Priors (emmaa.priors
)¶
This module contains classes to generate prior networks.
- class emmaa.priors.SearchTerm(type, name, db_refs, search_term)[source]¶
Bases:
object
Represents a search term to be used in a model configuration.
- Parameters
type (str) – The type of search term, e.g. gene, bioprocess, other
name (str) – The name of the search term, is equivalent to an Agent name
db_refs (dict) – A dict of database references for the given term, is similar to an Agent db_refs dict
search_term (str) – The actual search term to us for searching PubMed
- emmaa.priors.get_drugs_for_gene(stmts, hgnc_id)[source]¶
Get list of drugs that target a gene
- Parameters
stmts (list of
indra.statements.Statement
) – List of INDRA statements with a drug as subjecthgnc_id (str) – HGNC id for a gene
- Returns
drugs_for_gene – List of search terms for drugs targeting the input gene
- Return type
list of
emmaa.priors.SearchTerm
Literature Prior (emmaa.priors.literature_prior
)¶
This module implements the LiteraturePrior class which automates some of the steps involved in starting a model around a set of literature searches. Example:
lp = LiteraturePrior('some_disease', 'Some Disease',
'This is a self-updating model of Some Disease',
search_strings=['some disease'],
assembly_config_template='nf')
estmts = lp.get_statements()
model = lp.make_model(estmts, upload_to_s3=True)
- emmaa.priors.literature_prior.get_raw_statements_for_pmids(pmids, mode='all', batch_size=100)[source]¶
Return EmmaaStatements based on extractions from given PMIDs.
- Parameters
pmids (set or list of str) – A set of PMIDs to find raw INDRA Statements for in the INDRA DB.
mode ('all' or 'distilled') – The ‘distilled’ mode makes sure that the “best”, non-redundant set of raw statements are found across potentially redundant text contents and reader versions. The ‘all’ mode doesn’t do such distillation but is significantly faster.

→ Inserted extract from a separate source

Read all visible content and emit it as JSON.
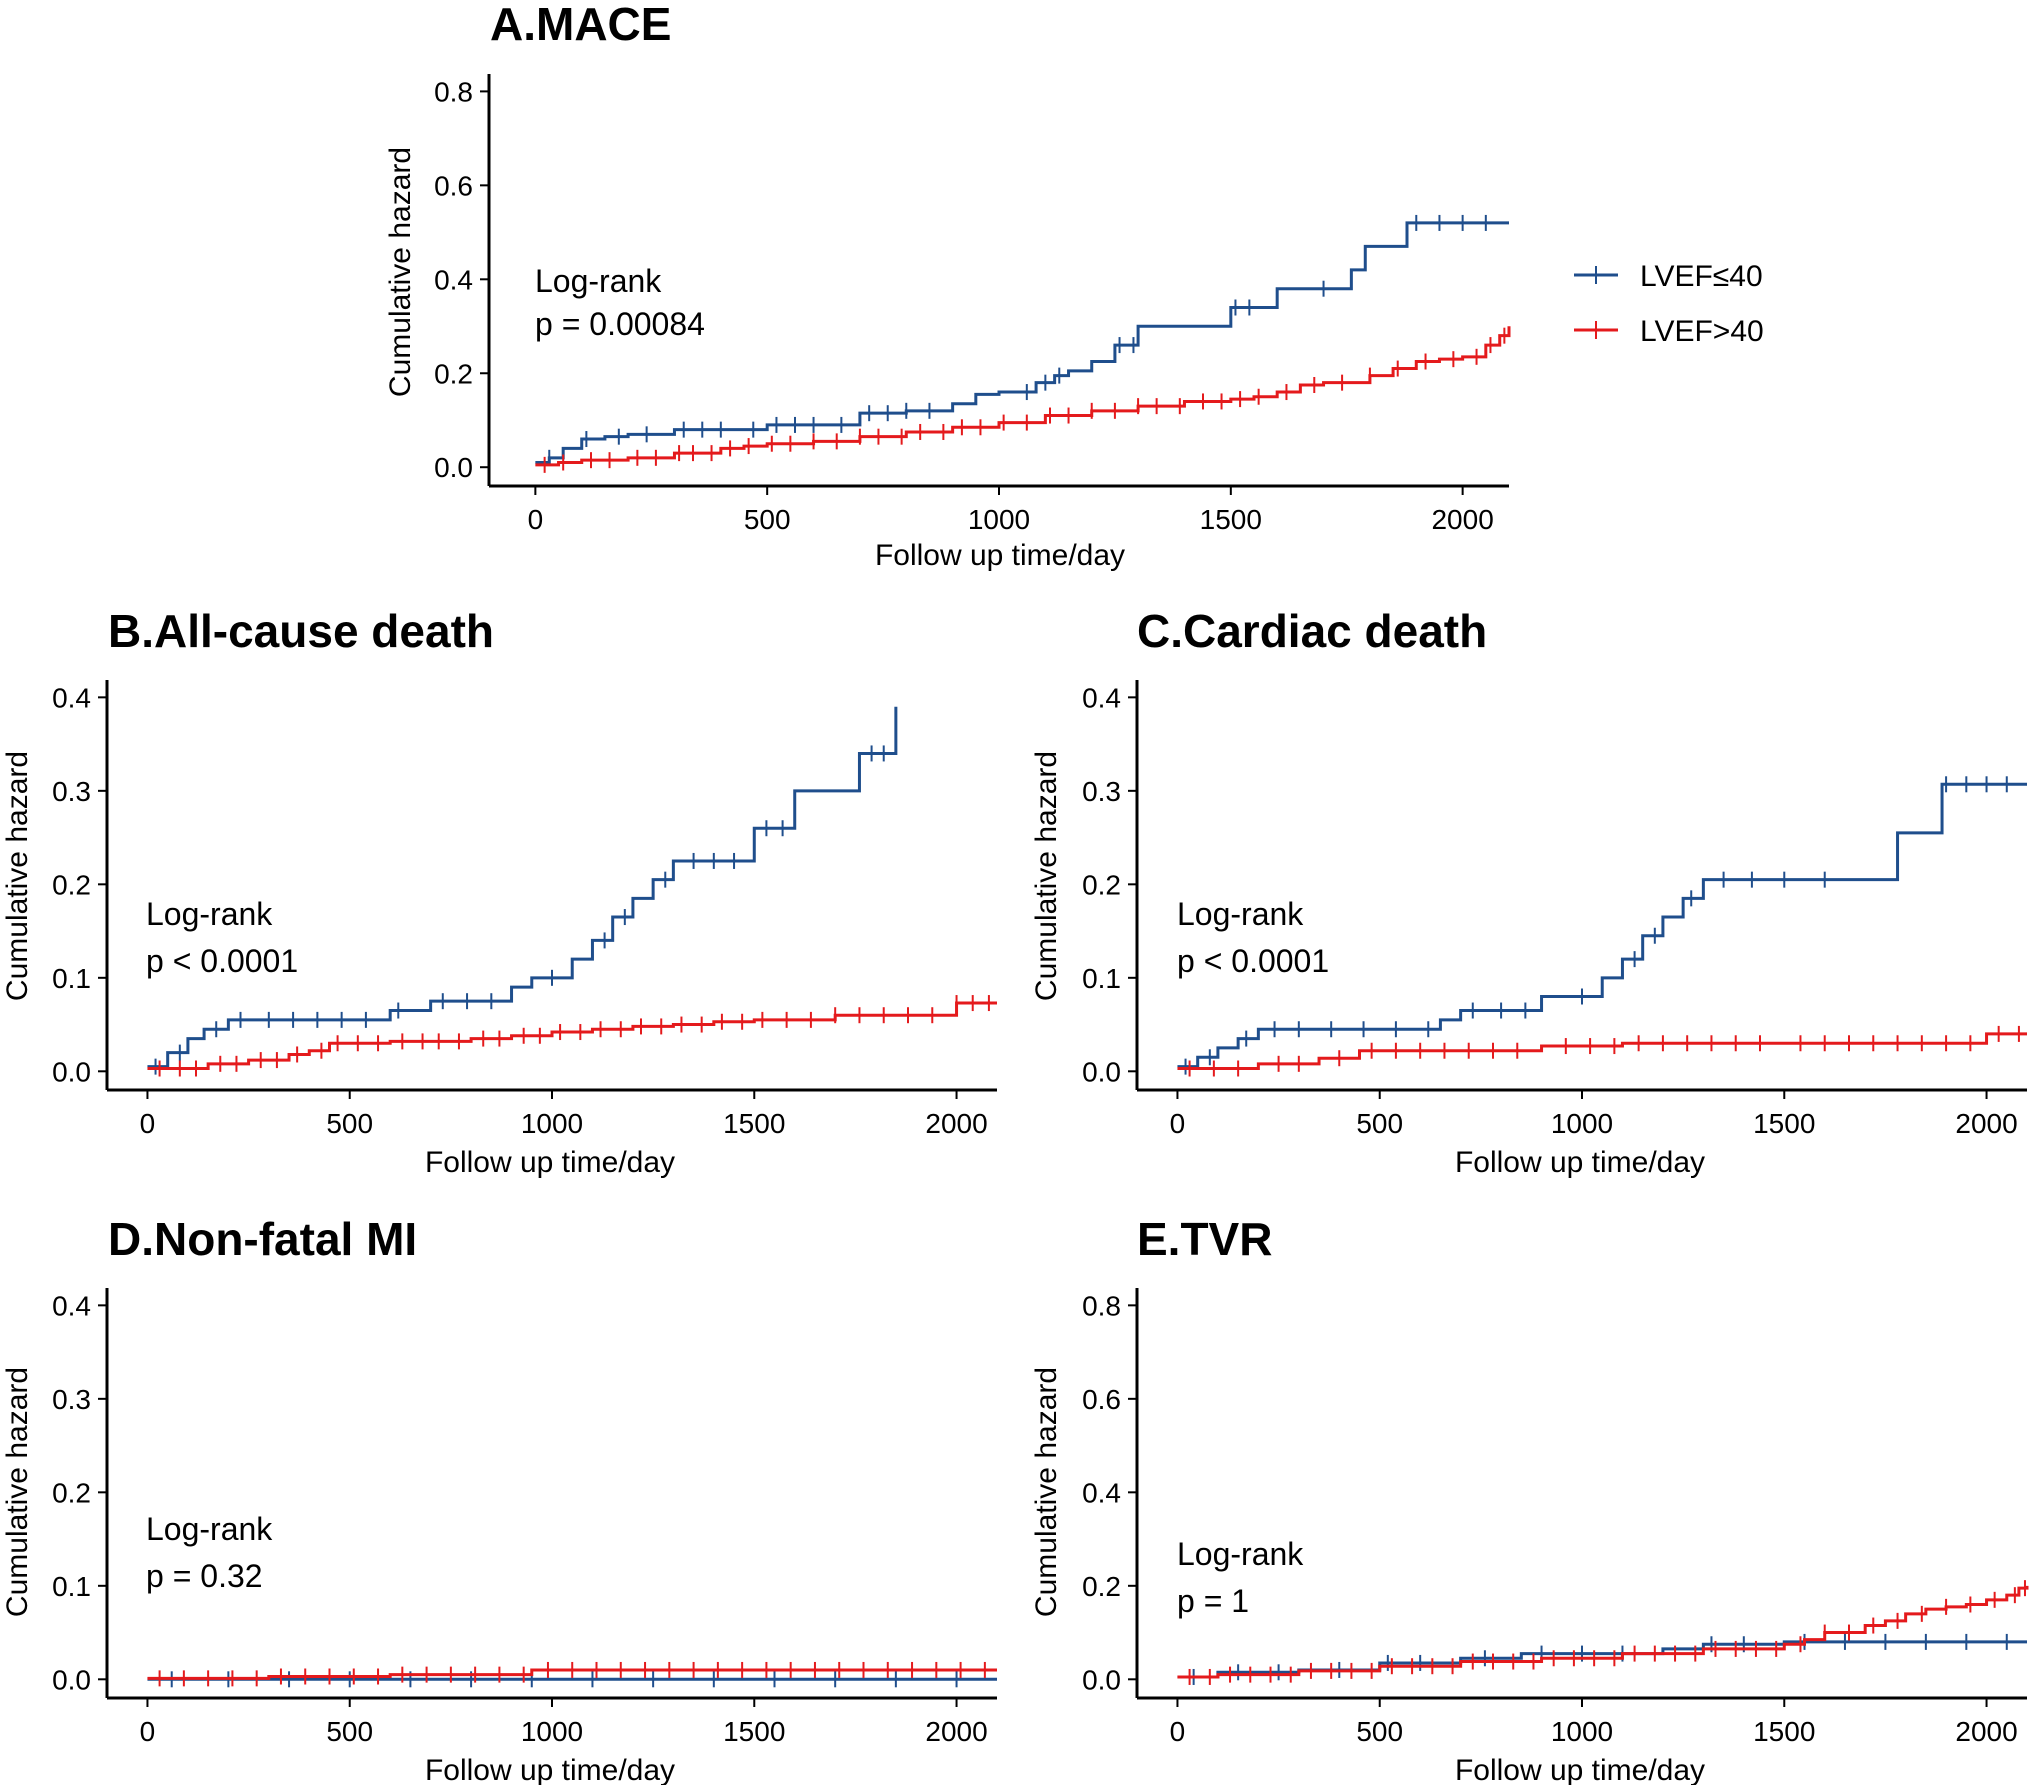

batch_size (Optional[int]) – Determines how many PMIDs to fetch statements for in each iteration. Default: 100.
- Returns
A dict keyed by PMID with values INDRA Statements obtained from the given PMID.
- Return type
TCGA Cancer Prior (emmaa.priors.cancer_prior
)¶
- class emmaa.priors.cancer_prior.TcgaCancerPrior(tcga_study_prefix, sif_prior, diffusion_service=None, mutation_cache=None)[source]¶
Bases:
object
Prior network generation using TCGA mutations for a given cancer type.
This class implements building a prior network using a generic underlying prior, and TCGA data for a specific cancer type. Mutations for the given cancer type are extracted from TCGA studies and heat diffusion from the corresponding nodes in the prior is used to identify a set of relevant nodes.
- get_relevant_nodes(pct_heat_threshold)[source]¶
Return a list of the relevant nodes in the prior.
Heat diffusion is applied to the prior network based on initial heat on nodes that are mutated according to patient statistics.
Gene List Prior (emmaa.priors.gene_list_prior
)¶
Reactome Prior (emmaa.priors.reactome_prior
)¶
- emmaa.priors.reactome_prior.find_drugs_for_genes(search_terms, drug_gene_stmts=None)[source]¶
Return list of drugs targeting at least one gene from a list of genes
- Parameters
search_terms (list of
emmaa.priors.SearchTerm
) – List of search terms for genes- Returns
drug_terms – List of search terms of drugs targeting at least one of the input genes
- Return type
list of
emmaa.priors.SearchTerm
- emmaa.priors.reactome_prior.get_genes_contained_in_pathway(reactome_id)[source]¶
Get all genes contained in a given pathway
- emmaa.priors.reactome_prior.get_pathways_containing_gene(reactome_id)[source]¶
“Get all ids for reactom pathways containing some form of an entity
- emmaa.priors.reactome_prior.make_prior_from_genes(gene_list)[source]¶
Return reactome prior based on a list of genes
- Parameters
- Returns
res – List of search terms corresponding to all genes found in any reactome pathway containing one of the genes in the input gene list
- Return type
list of
emmaa.priors.SearchTerm
Querying Prior Statements (emmaa.priors.prior_stmts
)¶
- emmaa.priors.prior_stmts.get_stmts_for_gene(gene, max_stmts=100000)[source]¶
Return all existing Statements for a given gene from the DB.